Oh no man, you just compress the hydrogen and, like, put tubes around all the electric transmission lines, and then pump the liquid hydrogen thru the tubes, and like man the wires will be super conductive, and all the electricity will be saved.

Then at the end of the transmission lines there will be, towns man, that can put the liquid hydrogen in busses that only make water man and everyone can drink it. It’s cool.

effinayright said...

Yeah, hydrogen-powered electrical plants. Hydrogen-powered cars and trucks.

Now consider adding huge amounts of water vapor to the air in cities like Wash DC, NOLA and most of the American South.

They would reach pre-monsoon humidity levels like seen in New Delhi. For months at a time. How does 90 degrees and 85% humidity sound to you? Think your home or car A/C will be able to handle that?

With lithium powered vehicles bursting into unquenchable flame, and H2-powered cars erupting into huge explosions when experiencing accidents, imagine yourself stuck in your car unable to go anywhere, when outside its literally deadly to move about..

I'm sure the zealots will claim, "we'll solve all those problems". AS IF there were no fundamental issues to address, that discovery will happen by "magic"!!

Meantime, the EVS are freezing up in cold climes, and bursting into flame in floods, and are performing pitifully during road tests. Even those with home charging stations are realizing that if 50% of their neighbors on the same grid do the same, there will not be enough power!

Go ahead readering, howard, Cook, gadfly et al: defend your stupid ideas one more time.

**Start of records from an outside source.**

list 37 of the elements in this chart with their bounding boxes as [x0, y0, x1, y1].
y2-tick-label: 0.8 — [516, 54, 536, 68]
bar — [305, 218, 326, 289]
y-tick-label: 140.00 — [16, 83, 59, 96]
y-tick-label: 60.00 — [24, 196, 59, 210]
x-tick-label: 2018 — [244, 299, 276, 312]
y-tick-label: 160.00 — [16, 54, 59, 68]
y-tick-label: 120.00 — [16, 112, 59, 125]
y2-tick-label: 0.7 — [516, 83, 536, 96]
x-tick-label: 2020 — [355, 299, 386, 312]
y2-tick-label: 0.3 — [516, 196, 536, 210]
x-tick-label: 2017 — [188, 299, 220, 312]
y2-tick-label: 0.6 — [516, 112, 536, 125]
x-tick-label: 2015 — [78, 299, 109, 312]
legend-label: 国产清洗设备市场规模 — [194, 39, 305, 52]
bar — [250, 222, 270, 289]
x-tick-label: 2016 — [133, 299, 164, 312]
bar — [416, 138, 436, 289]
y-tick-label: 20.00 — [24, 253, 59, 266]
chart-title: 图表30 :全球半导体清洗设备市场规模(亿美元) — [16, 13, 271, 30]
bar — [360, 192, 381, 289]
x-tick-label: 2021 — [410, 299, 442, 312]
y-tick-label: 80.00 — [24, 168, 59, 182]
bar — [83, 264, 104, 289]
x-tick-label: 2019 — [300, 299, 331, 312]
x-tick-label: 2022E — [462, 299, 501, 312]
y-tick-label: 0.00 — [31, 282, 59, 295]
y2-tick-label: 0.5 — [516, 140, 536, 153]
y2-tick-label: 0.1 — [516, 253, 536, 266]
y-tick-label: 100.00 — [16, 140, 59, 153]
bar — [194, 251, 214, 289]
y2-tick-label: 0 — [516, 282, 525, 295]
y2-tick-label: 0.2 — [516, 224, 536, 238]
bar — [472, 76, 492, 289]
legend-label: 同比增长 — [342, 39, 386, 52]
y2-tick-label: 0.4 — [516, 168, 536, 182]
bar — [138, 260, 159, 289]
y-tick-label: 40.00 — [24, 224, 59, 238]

(Inga, being dumb as a shithouse rat, never addresses "grown up" technical issues. She gives them a "good leaving alone". But the others, who don't know what they don't know, persist. Howard's non-sequitur is a case in point)

effinayright said...

Mike of Snoqualmie said...
A new pipeline system for hydrogen isn't needed. Make it at the "gas" station. But, that's going to require a massive increase in the electric grid to get all the power to the "gas" station. Plus, just think of all the possible leaks from the H2 generators. Can you spell "Boom"?
***************

IC engine "gas stations" are not connected to pipelines!!!! Big-ass trucks show up to fill their underground tanks!!

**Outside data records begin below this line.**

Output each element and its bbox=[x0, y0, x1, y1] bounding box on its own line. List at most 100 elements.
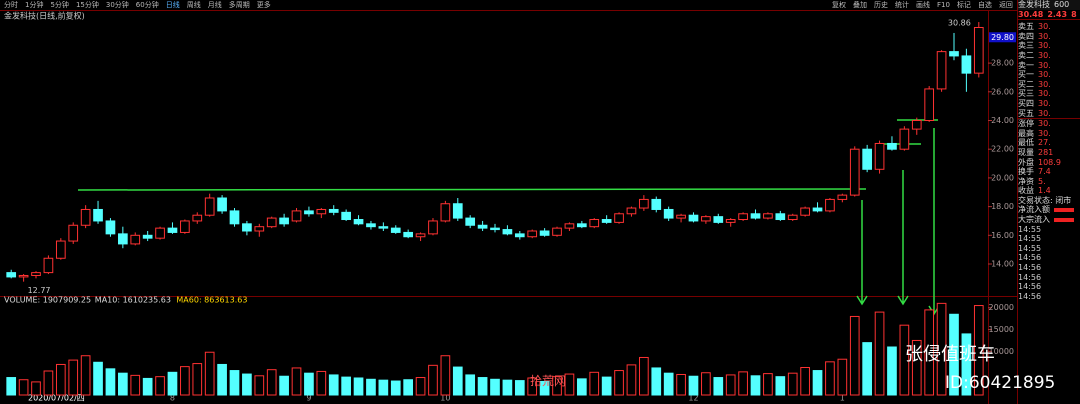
toolbar-button[interactable]: 周线 bbox=[186, 1, 201, 9]
candle-body bbox=[291, 210, 302, 222]
label: 买三 bbox=[1018, 89, 1034, 99]
candle-body bbox=[725, 219, 736, 223]
volume-bar bbox=[502, 379, 513, 396]
candle-body bbox=[43, 257, 54, 274]
candle-body bbox=[242, 223, 252, 232]
candle-body bbox=[105, 220, 116, 235]
volume-bar bbox=[973, 305, 984, 396]
candle-body bbox=[936, 51, 947, 90]
x-tick-label: 1 bbox=[840, 394, 845, 403]
toolbar-button[interactable]: 返回 bbox=[998, 1, 1013, 9]
toolbar-button[interactable]: F10 bbox=[937, 1, 950, 9]
volume-bar bbox=[601, 376, 612, 396]
volume-bar bbox=[328, 374, 339, 396]
value: 30. bbox=[1038, 79, 1051, 89]
volume-bar bbox=[353, 377, 364, 396]
volume-bar bbox=[589, 371, 600, 396]
volume-bar bbox=[490, 378, 500, 396]
order-book: 卖五 30. 卖四 30. 卖三 30. 卖二 30. 卖一 30. 买一 30. 买二 30. 买三 30.… bbox=[1018, 19, 1080, 118]
label: 涨停 bbox=[1018, 119, 1034, 129]
toolbar-button[interactable]: 更多 bbox=[256, 1, 271, 9]
toolbar-button[interactable]: 历史 bbox=[874, 1, 888, 9]
toolbar-button[interactable]: 统计 bbox=[895, 1, 909, 9]
stat-row: 涨停 30. bbox=[1018, 119, 1080, 129]
toolbar-button[interactable]: 标记 bbox=[956, 1, 971, 9]
candle-body bbox=[229, 210, 240, 225]
candle-body bbox=[949, 51, 959, 57]
book-row: 卖一 30. bbox=[1018, 61, 1080, 71]
toolbar-button[interactable]: 叠加 bbox=[853, 1, 867, 9]
stat-row: 最高 30. bbox=[1018, 129, 1080, 139]
toolbar-button[interactable]: 月线 bbox=[207, 1, 222, 9]
toolbar-button[interactable]: 30分钟 bbox=[105, 1, 129, 9]
stat-row: 换手 7.4 bbox=[1018, 167, 1080, 177]
candle-body bbox=[353, 219, 364, 225]
y-tick-label: 16.00 bbox=[991, 231, 1014, 240]
value: 108.9 bbox=[1038, 157, 1061, 167]
flow-bar bbox=[1054, 218, 1074, 223]
value: 30. bbox=[1038, 60, 1051, 70]
stock-header: 金发科技 600 bbox=[1018, 0, 1080, 10]
label: 卖四 bbox=[1018, 31, 1034, 41]
toolbar-button[interactable]: 多周期 bbox=[228, 1, 250, 9]
candle-body bbox=[80, 208, 91, 226]
time: 14:55 bbox=[1018, 243, 1042, 253]
candle-body bbox=[663, 208, 674, 219]
quote-panel: 金发科技 600 30.48 2.43 8 卖五 30. 卖四 30. 卖三 30. 卖二 30. 卖… bbox=[1017, 0, 1080, 404]
volume-bar bbox=[750, 375, 761, 396]
volume-bar bbox=[564, 373, 575, 396]
toolbar-button[interactable]: 15分钟 bbox=[75, 1, 99, 9]
time-row: 14:55 bbox=[1018, 225, 1080, 235]
quote-row: 30.48 2.43 8 bbox=[1018, 10, 1080, 20]
toolbar-button[interactable]: 复权 bbox=[832, 1, 846, 9]
volume-bar bbox=[403, 379, 414, 396]
volume-bar bbox=[626, 364, 637, 396]
change: 2.43 bbox=[1047, 9, 1068, 19]
arrow bbox=[897, 170, 909, 306]
watermark-id: ID:60421895 bbox=[945, 373, 1056, 393]
toolbar-button[interactable]: 日线 bbox=[165, 1, 180, 9]
volume-bar bbox=[254, 375, 265, 396]
candle-body bbox=[192, 214, 203, 222]
candle-body bbox=[130, 234, 141, 245]
volume-bar bbox=[713, 377, 724, 396]
toolbar-button[interactable]: 画线 bbox=[916, 1, 930, 9]
book-row: 卖五 30. bbox=[1018, 22, 1080, 32]
value: 281 bbox=[1038, 147, 1054, 157]
candle-body bbox=[180, 220, 190, 233]
candle-body bbox=[961, 55, 972, 74]
x-tick-label: 10 bbox=[440, 394, 450, 403]
volume-bar bbox=[55, 363, 66, 396]
toolbar-button[interactable]: 自选 bbox=[977, 1, 992, 9]
toolbar-button[interactable]: 60分钟 bbox=[135, 1, 159, 9]
volume-bar bbox=[341, 376, 351, 396]
value: 30. bbox=[1038, 50, 1051, 60]
volume-bar bbox=[390, 380, 401, 396]
candle-body bbox=[787, 214, 798, 221]
candle-body bbox=[676, 214, 686, 219]
candle-body bbox=[440, 203, 451, 222]
toolbar-button[interactable]: 分时 bbox=[4, 1, 18, 9]
arrow bbox=[928, 128, 940, 316]
volume-bar bbox=[936, 302, 947, 396]
x-tick-label: 12 bbox=[688, 394, 698, 403]
volume-bar bbox=[639, 356, 649, 396]
toolbar-button[interactable]: 1分钟 bbox=[25, 1, 44, 9]
time-row: 14:56 bbox=[1018, 292, 1080, 302]
candle-body bbox=[973, 27, 984, 74]
volume-bar bbox=[229, 370, 240, 396]
volume-bar bbox=[725, 374, 736, 396]
candle-body bbox=[514, 233, 525, 238]
volume-bar bbox=[614, 370, 624, 396]
candle-body bbox=[254, 226, 265, 232]
candle-body bbox=[155, 227, 165, 239]
book-row: 卖三 30. bbox=[1018, 41, 1080, 51]
toolbar-button[interactable]: 5分钟 bbox=[50, 1, 69, 9]
stat-row: 最低 27. bbox=[1018, 138, 1080, 148]
label: 最高 bbox=[1018, 128, 1034, 138]
volume-bar bbox=[266, 369, 277, 396]
candle-body bbox=[428, 220, 438, 235]
low-label: 12.77 bbox=[28, 286, 51, 295]
candle-body bbox=[452, 203, 463, 219]
candle-body bbox=[502, 229, 513, 235]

The transfer and storage of LIQUID HYDROGEN H2-powered vehicles would require a completely different system.


So a new underground pipeline costing hundreds of billions would be needed-- unless you want highly-pressurized tanks of H2 traveling all over our roads.

("thing is", gasoline is far less volatile than H2. You can smoke a cig over a gasoline leak, and it won't catch fire. H2?....kaboom!))
--

Original Mike said...

"By the way, some recent engineering studies I have seen on batteries to store solar/wind find the cost to be astronomical, even assuming you could find enough raw materials with the increased demand."

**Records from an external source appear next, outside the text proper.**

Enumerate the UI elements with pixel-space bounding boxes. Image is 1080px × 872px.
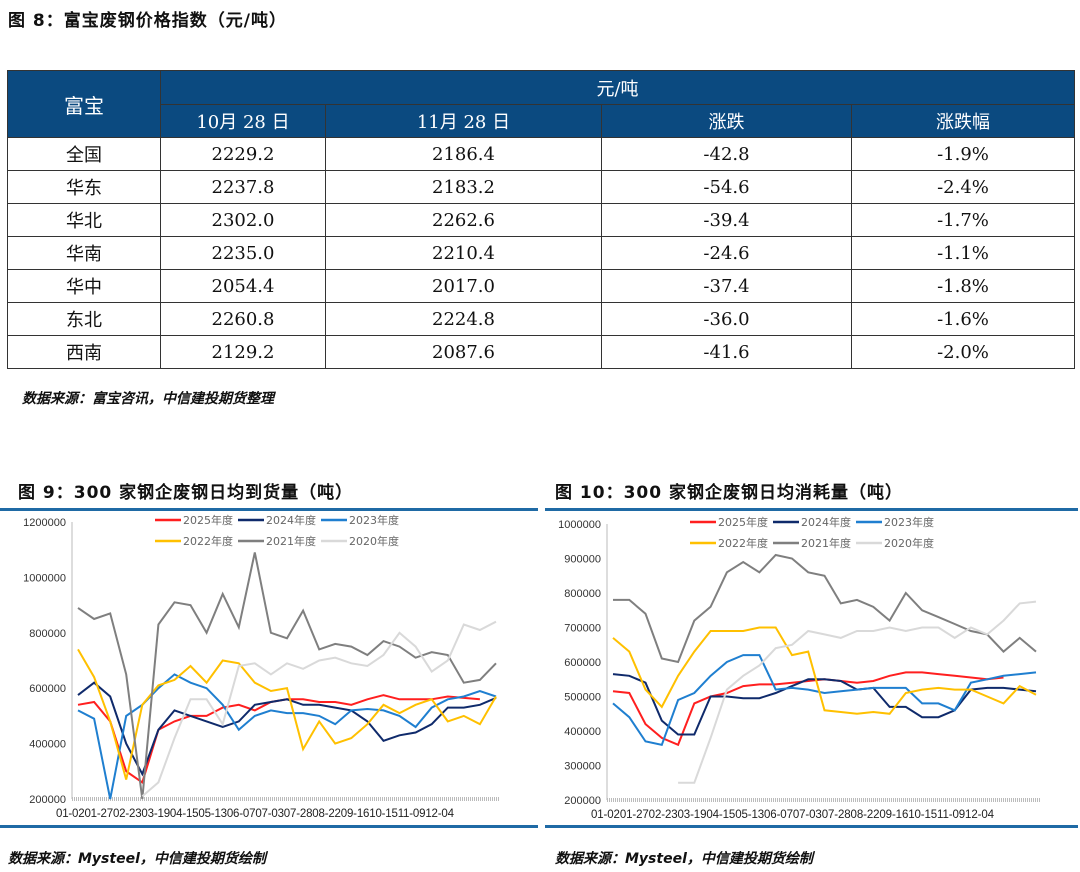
series-line-2021年度: [77, 552, 497, 800]
table-row: 西南 2129.2 2087.6 -41.6 -2.0%: [7, 335, 1075, 369]
table-cell: -2.0%: [851, 335, 1075, 369]
y-tick-label: 200000: [564, 795, 601, 807]
fig8-source: 数据来源：富宝咨讯，中信建投期货整理: [22, 391, 274, 407]
x-tick-labels: 01-0201-2702-2303-1904-1505-1306-0707-03…: [591, 809, 995, 821]
legend-label: 2021年度: [266, 534, 316, 548]
series-line-2022年度: [612, 626, 1037, 715]
legend-label: 2024年度: [801, 515, 851, 529]
y-tick-label: 600000: [29, 683, 66, 695]
legend-label: 2021年度: [801, 536, 851, 550]
fig10-source: 数据来源：Mysteel，中信建投期货绘制: [555, 851, 813, 867]
legend-label: 2024年度: [266, 513, 316, 527]
header-col: 涨跌幅: [851, 104, 1075, 138]
legend-label: 2022年度: [183, 534, 233, 548]
y-tick-label: 1000000: [558, 519, 601, 531]
y-tick-label: 900000: [564, 554, 601, 566]
table-cell: 2087.6: [325, 335, 602, 369]
divider: [545, 825, 1078, 828]
legend-label: 2025年度: [718, 515, 768, 529]
table-cell: 2262.6: [325, 203, 602, 237]
table-cell: -1.6%: [851, 302, 1075, 336]
table-row: 华北 2302.0 2262.6 -39.4 -1.7%: [7, 203, 1075, 237]
divider: [0, 825, 538, 828]
legend-label: 2022年度: [718, 536, 768, 550]
header-col: 10月 28 日: [160, 104, 326, 138]
legend-label: 2020年度: [884, 536, 934, 550]
y-tick-label: 1000000: [23, 572, 66, 584]
table-cell: 2129.2: [160, 335, 326, 369]
divider: [545, 508, 1078, 511]
table-cell: -54.6: [601, 170, 852, 204]
series-line-2020年度: [141, 620, 497, 797]
table-cell: -24.6: [601, 236, 852, 270]
table-cell: 2237.8: [160, 170, 326, 204]
table-cell: 2235.0: [160, 236, 326, 270]
table-row: 华南 2235.0 2210.4 -24.6 -1.1%: [7, 236, 1075, 270]
series-line-2024年度: [77, 681, 497, 777]
region-cell: 华北: [7, 203, 161, 237]
y-tick-label: 500000: [564, 692, 601, 704]
table-row: 华东 2237.8 2183.2 -54.6 -2.4%: [7, 170, 1075, 204]
x-tick-labels: 01-0201-2702-2303-1904-1505-1306-0707-03…: [56, 808, 455, 820]
y-tick-label: 800000: [564, 588, 601, 600]
legend-label: 2020年度: [349, 534, 399, 548]
table-cell: 2229.2: [160, 137, 326, 171]
table-cell: -42.8: [601, 137, 852, 171]
series-line-2023年度: [612, 654, 1037, 746]
y-tick-label: 200000: [29, 794, 66, 806]
price-index-table: 富宝 元/吨 10月 28 日 11月 28 日 涨跌 涨跌幅 全国 2229.2…: [7, 70, 1075, 369]
y-tick-label: 800000: [29, 628, 66, 640]
fig8-title: 图 8：富宝废钢价格指数（元/吨）: [8, 11, 287, 31]
y-tick-label: 300000: [564, 761, 601, 773]
series-line-2021年度: [613, 553, 1037, 664]
series-line-2025年度: [612, 671, 1004, 747]
legend-label: 2023年度: [349, 513, 399, 527]
fig9-title: 图 9：300 家钢企废钢日均到货量（吨）: [18, 483, 354, 503]
divider: [0, 508, 538, 511]
table-cell: -41.6: [601, 335, 852, 369]
series-line-2020年度: [678, 600, 1037, 784]
header-col: 11月 28 日: [325, 104, 602, 138]
table-cell: -39.4: [601, 203, 852, 237]
table-cell: 2054.4: [160, 269, 326, 303]
y-tick-label: 600000: [564, 657, 601, 669]
table-cell: -1.1%: [851, 236, 1075, 270]
y-tick-label: 700000: [564, 623, 601, 635]
table-cell: -1.8%: [851, 269, 1075, 303]
table-cell: 2186.4: [325, 137, 602, 171]
region-cell: 西南: [7, 335, 161, 369]
table-row: 全国 2229.2 2186.4 -42.8 -1.9%: [7, 137, 1075, 171]
fig9-source: 数据来源：Mysteel，中信建投期货绘制: [8, 851, 266, 867]
table-cell: 2210.4: [325, 236, 602, 270]
table-row: 东北 2260.8 2224.8 -36.0 -1.6%: [7, 302, 1075, 336]
table-cell: 2183.2: [325, 170, 602, 204]
y-tick-label: 400000: [29, 739, 66, 751]
region-cell: 东北: [7, 302, 161, 336]
legend-label: 2023年度: [884, 515, 934, 529]
fig10-title: 图 10：300 家钢企废钢日均消耗量（吨）: [555, 483, 903, 503]
y-tick-label: 1200000: [23, 517, 66, 529]
series-line-2024年度: [612, 673, 1037, 736]
legend-label: 2025年度: [183, 513, 233, 527]
header-unit: 元/吨: [160, 70, 1075, 105]
header-col: 涨跌: [601, 104, 852, 138]
region-cell: 全国: [7, 137, 161, 171]
y-tick-label: 400000: [564, 726, 601, 738]
series-line-2022年度: [77, 648, 497, 780]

Yes, windmills/solar and batteries is one of those things that you know will never happen, quite simply because it can't.

OldManRick said...

Reminds me of when Howard Hughes had some engineers design a steam car.
From http://calteches.library.caltech.edu/2907/1/howard.pdf

I asked them how they solved the water problem and Burns said to me, "Well, we just made the whole body one big radiator, full of tubes."

I looked at them-these bright, eager Caltech kids-and I said, "You mean the whole body is a radiator-including the doors?"

Burns said to me, "That's right, sir. You can go 400 miles on a tank of water."

I looked at him again and I said, "So tell me what happens if a car runs into me? Into my door, for example. Won't I get cooked? Boiled? Burned to a crisp?"

Well, little by little they turned red . ."


Well the same applies here when the car is in a accident.
Every car on the a potential Hindenburg!